GLENN: Of course, we are.
STU: To me, I think there's a lot of bolder projects. There's a bunch of crap in our military.
That tough is our higher priority target, let's put it that way. Then eliminating potential limitations in these fields.
Even though, I know what you're saying. They might be obsolete in a few years.
GLENN: And you will to have come in front of a committee, that is like filled with Elon Musks. And say, here's the pitch!
I don't want the decision to be made by the senators or the generals at this point.
STU: Yeah.
GLENN: Here's the pitch. Here's why we think this fits with tomorrow's technology.
STU: And they won't be in an adviser role. But we do have a system of government to follow.
GLENN: Yeah. I know. But they should be the ones saying, don't do that, Senator. Don't do that. That's stupid. If they want to do that. We'll vote them out.
We will all know which ones are doing it. Because they're funneling money to their friends.
STU: Part of this comes to the way I think about government spending. Government spending is always worse than the private sector.
GLENN: Huh.
STU: Which is a very basic conservative point. Right?
I think though, the one time, that you -- obviously, constitutionally, you have certain powers, the government spends.
Defense is one of them.
That they will typically be responsible for.
The way I look at it, is government can do some things relatively well.
If you don't care about efficiency. Businesses do. Right?
So they will -- they will not take certain risks, that, you know, have a low percentage chance of paying off.
And the idea that maybe you come up a nuclear bomb.
And you're able to stop global wars for multiple decades.
You know, a private company. You know, like -- very -- certainly, they shouldn't be coming with nuclear bombs. You know what I'm saying. That type of risk. That type of expenditure. That will likely fail. Is the type of thing that the government can take on.
Because when you don't care about efficiency. When you don't care about. Hey, we tried 25 things. Twenty-four of them failed. That's okay.
GLENN: Look. Private industry should be doing this, leading this. But the government is already in bed. DARPA is already doing this. The CIA is the one who helped fund the Silicon Valley in the 1960s. Please, let's get over our little illusion, that they're not involved in any of this.
Let me give you an example, on something the president I hope will talk about tonight: The private sector versus big government and Biden spending spree. What Trump is doing, and what Biden did.
The president has been in for 40 days. I've never seen anything like this, in 40 days.
So he's been in office for 40 days. And the numbers he's bringing into the economy, are staggering. Yesterday.
Taiwan, semi conductors. Which is the greatest news you could possibly hear, if you understand what this means. Taiwan makes all of the best semi conductors and super conductors. And they're dropping $100 billion to build chip factories here in America. Apple, 500 billion over four years, to crank up its manufacturing.

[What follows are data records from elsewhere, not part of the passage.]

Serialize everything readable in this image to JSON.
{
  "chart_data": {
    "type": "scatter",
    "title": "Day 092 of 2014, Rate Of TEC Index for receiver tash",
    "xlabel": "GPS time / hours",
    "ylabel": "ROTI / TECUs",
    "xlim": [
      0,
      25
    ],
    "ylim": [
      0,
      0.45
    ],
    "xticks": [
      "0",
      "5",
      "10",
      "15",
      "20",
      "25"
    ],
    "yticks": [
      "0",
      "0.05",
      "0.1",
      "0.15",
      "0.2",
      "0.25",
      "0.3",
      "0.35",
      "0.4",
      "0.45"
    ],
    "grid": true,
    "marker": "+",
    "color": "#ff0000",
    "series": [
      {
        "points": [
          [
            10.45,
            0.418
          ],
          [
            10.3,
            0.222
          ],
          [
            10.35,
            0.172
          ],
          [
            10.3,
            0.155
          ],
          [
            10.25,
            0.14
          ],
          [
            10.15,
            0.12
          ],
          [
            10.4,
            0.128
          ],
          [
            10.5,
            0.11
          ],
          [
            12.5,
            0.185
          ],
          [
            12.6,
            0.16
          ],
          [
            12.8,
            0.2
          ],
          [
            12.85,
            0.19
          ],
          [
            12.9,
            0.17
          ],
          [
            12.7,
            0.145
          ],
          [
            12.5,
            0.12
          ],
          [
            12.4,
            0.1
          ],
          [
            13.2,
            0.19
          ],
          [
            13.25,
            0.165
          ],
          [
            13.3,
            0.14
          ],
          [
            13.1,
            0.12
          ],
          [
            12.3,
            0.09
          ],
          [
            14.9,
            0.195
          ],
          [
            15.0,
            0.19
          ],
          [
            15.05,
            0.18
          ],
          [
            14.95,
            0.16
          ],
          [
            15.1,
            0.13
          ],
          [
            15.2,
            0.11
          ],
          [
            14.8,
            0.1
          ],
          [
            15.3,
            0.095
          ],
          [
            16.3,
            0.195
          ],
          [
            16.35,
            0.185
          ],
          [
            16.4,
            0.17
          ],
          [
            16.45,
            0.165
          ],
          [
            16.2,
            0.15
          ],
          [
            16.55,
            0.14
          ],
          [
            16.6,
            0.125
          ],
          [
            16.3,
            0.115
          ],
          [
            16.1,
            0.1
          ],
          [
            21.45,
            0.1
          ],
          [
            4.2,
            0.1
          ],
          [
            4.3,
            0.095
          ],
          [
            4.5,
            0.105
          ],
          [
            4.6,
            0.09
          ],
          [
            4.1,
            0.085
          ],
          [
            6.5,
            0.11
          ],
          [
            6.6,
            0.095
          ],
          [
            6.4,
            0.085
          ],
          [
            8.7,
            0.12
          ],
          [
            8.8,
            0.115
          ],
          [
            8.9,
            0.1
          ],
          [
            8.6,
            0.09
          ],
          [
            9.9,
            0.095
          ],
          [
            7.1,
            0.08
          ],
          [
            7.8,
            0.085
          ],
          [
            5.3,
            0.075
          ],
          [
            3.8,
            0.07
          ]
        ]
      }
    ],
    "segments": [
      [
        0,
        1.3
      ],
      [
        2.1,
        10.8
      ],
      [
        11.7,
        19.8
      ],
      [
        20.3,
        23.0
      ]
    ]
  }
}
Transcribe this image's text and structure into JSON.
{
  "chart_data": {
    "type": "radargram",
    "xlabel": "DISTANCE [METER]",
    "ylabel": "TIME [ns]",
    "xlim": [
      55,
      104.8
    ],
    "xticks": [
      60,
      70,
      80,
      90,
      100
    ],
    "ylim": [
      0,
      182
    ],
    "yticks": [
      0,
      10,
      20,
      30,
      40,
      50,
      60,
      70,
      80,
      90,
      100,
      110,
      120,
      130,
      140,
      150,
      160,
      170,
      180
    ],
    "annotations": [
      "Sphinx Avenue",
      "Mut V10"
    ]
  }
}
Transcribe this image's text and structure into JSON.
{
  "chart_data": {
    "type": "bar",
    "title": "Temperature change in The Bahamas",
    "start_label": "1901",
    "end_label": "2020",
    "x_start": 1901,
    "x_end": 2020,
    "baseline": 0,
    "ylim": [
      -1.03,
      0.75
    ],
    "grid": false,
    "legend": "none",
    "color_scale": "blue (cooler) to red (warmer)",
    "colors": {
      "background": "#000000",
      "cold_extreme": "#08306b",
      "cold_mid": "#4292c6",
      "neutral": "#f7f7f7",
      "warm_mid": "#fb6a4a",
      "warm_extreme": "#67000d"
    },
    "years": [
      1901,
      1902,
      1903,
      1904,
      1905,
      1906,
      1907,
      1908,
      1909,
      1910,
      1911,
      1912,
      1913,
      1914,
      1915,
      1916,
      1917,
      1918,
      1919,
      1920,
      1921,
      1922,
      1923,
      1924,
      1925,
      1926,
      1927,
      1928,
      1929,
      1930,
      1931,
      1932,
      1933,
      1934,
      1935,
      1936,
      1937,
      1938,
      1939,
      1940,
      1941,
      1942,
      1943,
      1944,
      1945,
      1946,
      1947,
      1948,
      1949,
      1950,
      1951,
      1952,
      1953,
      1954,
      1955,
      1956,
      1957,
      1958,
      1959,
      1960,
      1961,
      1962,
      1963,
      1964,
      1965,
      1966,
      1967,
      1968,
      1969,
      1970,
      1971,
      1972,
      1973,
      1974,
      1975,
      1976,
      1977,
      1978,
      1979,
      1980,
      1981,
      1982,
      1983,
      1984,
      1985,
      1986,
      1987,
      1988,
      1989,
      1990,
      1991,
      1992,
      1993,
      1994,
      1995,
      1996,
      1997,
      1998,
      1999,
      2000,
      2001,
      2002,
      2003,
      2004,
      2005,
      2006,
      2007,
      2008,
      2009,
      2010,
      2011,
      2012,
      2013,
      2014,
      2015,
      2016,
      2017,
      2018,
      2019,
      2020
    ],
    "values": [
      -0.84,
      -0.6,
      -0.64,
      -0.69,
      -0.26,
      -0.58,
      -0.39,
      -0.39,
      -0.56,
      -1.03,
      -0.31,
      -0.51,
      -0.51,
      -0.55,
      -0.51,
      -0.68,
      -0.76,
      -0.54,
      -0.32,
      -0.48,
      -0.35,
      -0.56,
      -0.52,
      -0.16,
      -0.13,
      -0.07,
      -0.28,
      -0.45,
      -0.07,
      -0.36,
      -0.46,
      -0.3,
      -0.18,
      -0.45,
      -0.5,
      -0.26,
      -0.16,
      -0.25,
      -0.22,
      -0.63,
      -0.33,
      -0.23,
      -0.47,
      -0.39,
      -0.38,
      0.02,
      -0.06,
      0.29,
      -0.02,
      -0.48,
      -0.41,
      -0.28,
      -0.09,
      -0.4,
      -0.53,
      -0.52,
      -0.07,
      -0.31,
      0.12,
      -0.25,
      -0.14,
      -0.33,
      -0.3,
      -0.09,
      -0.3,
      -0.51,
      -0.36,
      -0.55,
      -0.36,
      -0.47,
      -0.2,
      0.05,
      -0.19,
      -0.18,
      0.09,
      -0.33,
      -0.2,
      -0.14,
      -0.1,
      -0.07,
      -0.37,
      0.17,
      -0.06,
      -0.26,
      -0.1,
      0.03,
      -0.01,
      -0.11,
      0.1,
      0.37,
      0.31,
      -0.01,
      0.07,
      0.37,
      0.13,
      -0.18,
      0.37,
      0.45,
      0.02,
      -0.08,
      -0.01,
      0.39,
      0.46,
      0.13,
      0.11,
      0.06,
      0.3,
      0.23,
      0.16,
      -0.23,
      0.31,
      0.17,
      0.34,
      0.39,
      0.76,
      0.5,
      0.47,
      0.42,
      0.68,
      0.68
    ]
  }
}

Think Texas server plants, not sweatshops.
SoftBank is in for 100 billion on AI. UAE is tossing 20 billion into data centers. That's $700 billion in private sector commitments. Now, some people are saying that it's as high as 1.7 trillion.
But I can't track those numbers, and get -- I can get a lot of rumors. A lot of, yeah, maybe.
But I don't have -- this is real. This is almost a trillion dollars. Remember, our -- the investment for Barack Obama, the reinvestment act. Was 787 billion. This is 720 billion. All coming, want from tax dollars. Not coming from government IOUs. But real money from companies all over the world. That are betting on America.
This number, like I said, can be verified. And they're not handouts.
Now, just the investment from TCMC, could mean 40,000 construction jobs.
And 6,000 high-tech gigs. Apple, thousands.
This is the private sector.
Not because Uncle Sam wrote a check. But because Trump demanded the same rules on tariffs, for everyone.
We're going to charge you, what you charge us!
That is fair on any playground, anywhere in the world!
And then he sweetened the deal by cutting the red tape and the tax advantages that no other country will offer. And said, build it here.
Bring those jobs here.
We're a stable country. We're the future.